I am using custom dataset class and then using data loader to load my data.

train_loader = torch.utils.data.DataLoader(
        dataset_train,
        sampler=train_sampler,
        batch_size=args.batch_size_per_gpu,
        num_workers=args.num_workers,
        pin_memory=True,
    )
    print(f"Data loaded with {len(dataset_train)} train imgs.")

The length of the dataset is 85 images.

print("for training model,size of train loader", len(train_loader.dataset))

But when I iterate through the data loader, it only divides into 2 batches of 16 and 6 images (batch size of 16) so only 22 images.I don’t know what happens with the rest of the images.I am using DINO tool’s eval_linear script https://github.com/facebookresearch/dino/blob/main/eval_linear.py.

I had to modify that code for my custom dataset as well.So it looks like this:

def train(model, linear_classifier, optimizer, train_loader, epoch, n, avgpool):
    linear_classifier.train()
    metric_logger = utils.MetricLogger(delimiter="  ")
    metric_logger.add_meter('lr', utils.SmoothedValue(window_size=1, fmt='{value:.6f}'))
    header = 'Epoch: [{}]'.format(epoch)
    all_labels = []


    for it,sample in enumerate(metric_logger.log_every(train_loader, 10)):
   
        #print('type of sample is ...',sample)
        images = sample['image']
 
        ## extract label
        index = sample['label']
        all_labels.append(index)
        print('label is ...',index)
        # move to gpu
        images = images.cuda(non_blocking=True)
        ## index is the target/label value
        index = index.cuda(non_blocking=True)

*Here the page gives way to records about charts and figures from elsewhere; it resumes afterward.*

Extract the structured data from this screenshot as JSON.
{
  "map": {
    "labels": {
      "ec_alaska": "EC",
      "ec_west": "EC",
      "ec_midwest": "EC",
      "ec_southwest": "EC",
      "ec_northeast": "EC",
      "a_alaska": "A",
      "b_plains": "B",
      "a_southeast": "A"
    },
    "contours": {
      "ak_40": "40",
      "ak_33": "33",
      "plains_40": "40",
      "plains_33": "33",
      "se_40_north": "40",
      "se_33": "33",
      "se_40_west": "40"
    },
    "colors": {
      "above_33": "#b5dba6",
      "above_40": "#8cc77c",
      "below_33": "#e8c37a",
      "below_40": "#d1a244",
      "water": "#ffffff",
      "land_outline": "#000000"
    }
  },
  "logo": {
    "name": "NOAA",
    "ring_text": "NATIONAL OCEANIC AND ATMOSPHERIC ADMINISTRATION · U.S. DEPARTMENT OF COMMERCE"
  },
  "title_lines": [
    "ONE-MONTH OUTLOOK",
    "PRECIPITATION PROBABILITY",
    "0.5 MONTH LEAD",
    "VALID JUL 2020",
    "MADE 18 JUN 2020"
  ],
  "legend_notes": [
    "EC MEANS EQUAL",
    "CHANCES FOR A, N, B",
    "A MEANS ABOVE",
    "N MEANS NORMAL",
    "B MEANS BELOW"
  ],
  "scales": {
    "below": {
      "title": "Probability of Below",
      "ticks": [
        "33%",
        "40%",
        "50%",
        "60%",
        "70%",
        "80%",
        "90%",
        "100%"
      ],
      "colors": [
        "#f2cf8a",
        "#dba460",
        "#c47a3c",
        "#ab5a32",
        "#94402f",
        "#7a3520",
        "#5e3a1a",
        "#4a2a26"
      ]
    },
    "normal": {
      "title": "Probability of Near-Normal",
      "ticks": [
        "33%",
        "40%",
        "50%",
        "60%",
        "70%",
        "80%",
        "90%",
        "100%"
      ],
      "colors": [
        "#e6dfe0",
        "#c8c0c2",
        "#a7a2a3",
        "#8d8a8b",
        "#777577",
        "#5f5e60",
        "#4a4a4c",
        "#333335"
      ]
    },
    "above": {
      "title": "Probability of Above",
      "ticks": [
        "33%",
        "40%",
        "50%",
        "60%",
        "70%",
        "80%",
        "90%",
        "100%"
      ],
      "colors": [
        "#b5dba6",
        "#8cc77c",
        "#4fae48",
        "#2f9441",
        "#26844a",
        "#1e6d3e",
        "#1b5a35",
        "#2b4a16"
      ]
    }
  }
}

Interestingly the code works perfectly fine with torch version 1.7.0 and torch metrics 0.8.2 but due to GPU incompatibility , I needed to upgrade to both tools and this throws weird challenge.

I even provide batch size of 85 but it only iterates through 22 images.The length of the dataset in the data loader just before iterating is 85 images, so I don’t know why the rest of the images are not trained and the batches are not divided accordingly.There should be 5 batches with 16 images and the last batch with 5 images, so total 6 batches.

I also tried changing the print_freq of metric logger but it also did not help.

Can anyone provide any suggestion?

I tried checking the number of batches using the code in this post.

print('expected number of batches {}'.format(
    math.ceil(N / batch_size)))

And it printed out 6 batches as well.So not sure where the rest of the batches go?

Also I checked another example when I load 573 images, 144 images are trained(batch size 16, 9 batches). This equals 144 images. If we look at the ratio 144/573 its 25% approx, so is the ratio of 22/85 = 25%. So the rest of 75% images how can get those back?

The length of the dataset (and thus total number of samples) is irrelevant if you provide a custom sampler.
Here is an example:

dataset = torch.utils.data.TensorDataset(torch.randn(100, 1))
print(len(dataset))
# 100

loader = DataLoader(dataset, batch_size=10)
print(len(loader.dataset))
# 100
print(len(loader.sampler))
# 100
print(len(loader))
# 10

class MySampler(torch.utils.data.sampler.Sampler):
    def __init__(self, length):
        self.length = length
        
    def __iter__(self):
        return iter(range(self.length))
    
    def __len__(self):
        return self.length

sampler = MySampler(1)
loader = DataLoader(dataset, batch_size=10, sampler=sampler)
print(len(loader.dataset))
# 100
print(len(loader.sampler))
# 1
print(len(loader))
# 1

so check how train_sampler is defined.

So I think I am not using custom sampler, This is how is defined:
train_sampler = torch.utils.data.distributed.DistributedSampler(dataset_train)

How can I change this so as to it uses all of the images?

What is the length of the sampler?
DistributedSampler splits the dataset using the world size so that each rank only loads its subset.

Also if I check the length of my loader itself its returned 2 when it should be 6, in the case of 85 images with batch size 16.So I don’t think sampler affects this, it might be the issue with loader?

No, as already explained and seen in my code snippet. I explicitly defined the sampler to have a length of 1 which then also returns a single batch containing a single sample. You can copy/paste my code snippet and run it or you could just check the len of the train_sampler, which will most likely be smaller than 85 images.

So the length of the train_sampler is 1.